Monday March 10, 2014 marked the launch of the 58th session of the UN Commission on the Status of Women (CSW58). Representatives from Member States, UN agencies, and civil society have come together in New York City to address the issue of equality for women and girls. The theme for this year’s session is “Challenges and Achievements in the Implementation of the Millennium Development Goals for Women and Girls.” These goals were adopted 13 years ago to promote women’s fullest enjoyment of their rights. Particular target areas include eradicating the disproportionate poverty of women and girls, increasing women’s participation in politics, and ending gender-based violence. CSW58 provides an opportunity for stakeholders to review what progress has been made in these areas, and what improvements are still necessary.
NUSL is fortunate to have connections to the important work happening at CSW58 this week. In November 2013, Northeastern University School of Law’s Program on Human Rights in the Global Economy hosted their annual Human Rights Institute, co-convened by the Due Diligence Project (DDP) and NUSL’s Domestic Violence Institute. The Institute, entitled “Human Rights and Violence Against Women: Applying the Due Diligence Principle,” brought together over 100 advocates, scholars, and activists to discuss the relevance of a human rights framework to the issue of ending violence against women in the United States context. The Due Diligence Project’s work shines new light on efforts to end gender-based violence, putting forth a Framework of guiding principles in 5 areas, known as the “5 Ps” of the due diligence principle: prevention, protection, prosecution, punishment, and provision of redress.
The Due Diligence Project formally launched its Framework for accountability to end violence against women on March 13, 2014 at an event sponsored by the Governments of Malaysia and Germany. In keeping with the CSW58’s theme, the DDP convened a panel titled “Beyond 2015: Due Diligence Framework to End Violence against Women.” The DDP’s efforts are an important step not just in achieving justice for individual survivors, but in creating a broader system of accountability for combating the epidemic of gender-based violence worldwide.
A human rights framework has much to offer in encouraging proactive versus purely reactive responses to gender-based violence. It’s nearly impossible to read the news today without seeing headlines about sexual violence. In addition to individual accounts of horrific assaults, media reports send troubling messages about a widespread culture of sexual violence.
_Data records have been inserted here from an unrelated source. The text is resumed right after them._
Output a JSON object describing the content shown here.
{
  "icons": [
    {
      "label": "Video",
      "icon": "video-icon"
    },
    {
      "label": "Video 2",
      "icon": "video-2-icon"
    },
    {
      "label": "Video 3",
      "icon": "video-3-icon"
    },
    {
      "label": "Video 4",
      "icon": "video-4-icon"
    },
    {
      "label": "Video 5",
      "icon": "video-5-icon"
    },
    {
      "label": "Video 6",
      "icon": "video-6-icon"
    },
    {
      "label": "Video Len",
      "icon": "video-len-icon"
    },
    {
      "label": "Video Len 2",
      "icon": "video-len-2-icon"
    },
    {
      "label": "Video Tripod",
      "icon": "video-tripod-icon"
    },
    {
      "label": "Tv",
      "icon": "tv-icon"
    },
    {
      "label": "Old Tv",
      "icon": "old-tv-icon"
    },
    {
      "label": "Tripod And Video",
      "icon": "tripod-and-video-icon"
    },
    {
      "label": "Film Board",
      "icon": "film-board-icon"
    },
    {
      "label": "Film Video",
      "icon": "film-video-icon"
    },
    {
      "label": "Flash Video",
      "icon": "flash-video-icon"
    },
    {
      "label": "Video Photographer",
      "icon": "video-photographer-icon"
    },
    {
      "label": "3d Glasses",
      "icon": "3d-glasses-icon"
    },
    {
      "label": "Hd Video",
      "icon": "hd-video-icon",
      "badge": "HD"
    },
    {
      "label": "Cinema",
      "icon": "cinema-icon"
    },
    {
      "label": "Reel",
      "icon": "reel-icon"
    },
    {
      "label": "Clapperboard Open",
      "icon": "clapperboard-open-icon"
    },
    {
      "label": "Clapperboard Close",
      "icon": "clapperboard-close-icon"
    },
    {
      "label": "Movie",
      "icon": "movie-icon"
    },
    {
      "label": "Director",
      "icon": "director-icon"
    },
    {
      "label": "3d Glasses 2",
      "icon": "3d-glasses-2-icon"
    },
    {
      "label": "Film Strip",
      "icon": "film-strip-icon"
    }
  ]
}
At one end of the spectrum, there is tolerance of violence and complete impunity for perpetrators; just last month Human Rights Watch released a report titled “Here, Rape is Normal,” aimed at combating rampant sexual violence affecting displaced women in Somalia. Sexual assault is a constant threat within US borders as well, as is evidenced by the recent filing of federal complaints against UC Berkeley by 31 students and alumni who alleged “deliberate indifference” to their reports of campus sexual assault. As one survivor powerfully stated, “You are more likely to be sexually assaulted if you go to college than if you don’t.” The frequency and pervasiveness of reports like this show that we must reimagine how we, as a global society, respond to gender-based violence. Gender equality cannot be achieved if women’s physical and personal integrity is constantly under threat.
This is just part of the conversation that is happening at CSW58. Preliminary reports from CSW 58 acknowledge that important progress has been made, but that huge gaps continue to exist for women and girls worldwide. Closing these gaps is not just about advancing women’s rights—it’s about breaking down structural gender inequality and viewing women’s rights as equal human rights. Even though there is still much work to do, there is no doubt that forums like CSW58 are an important step in the right direction.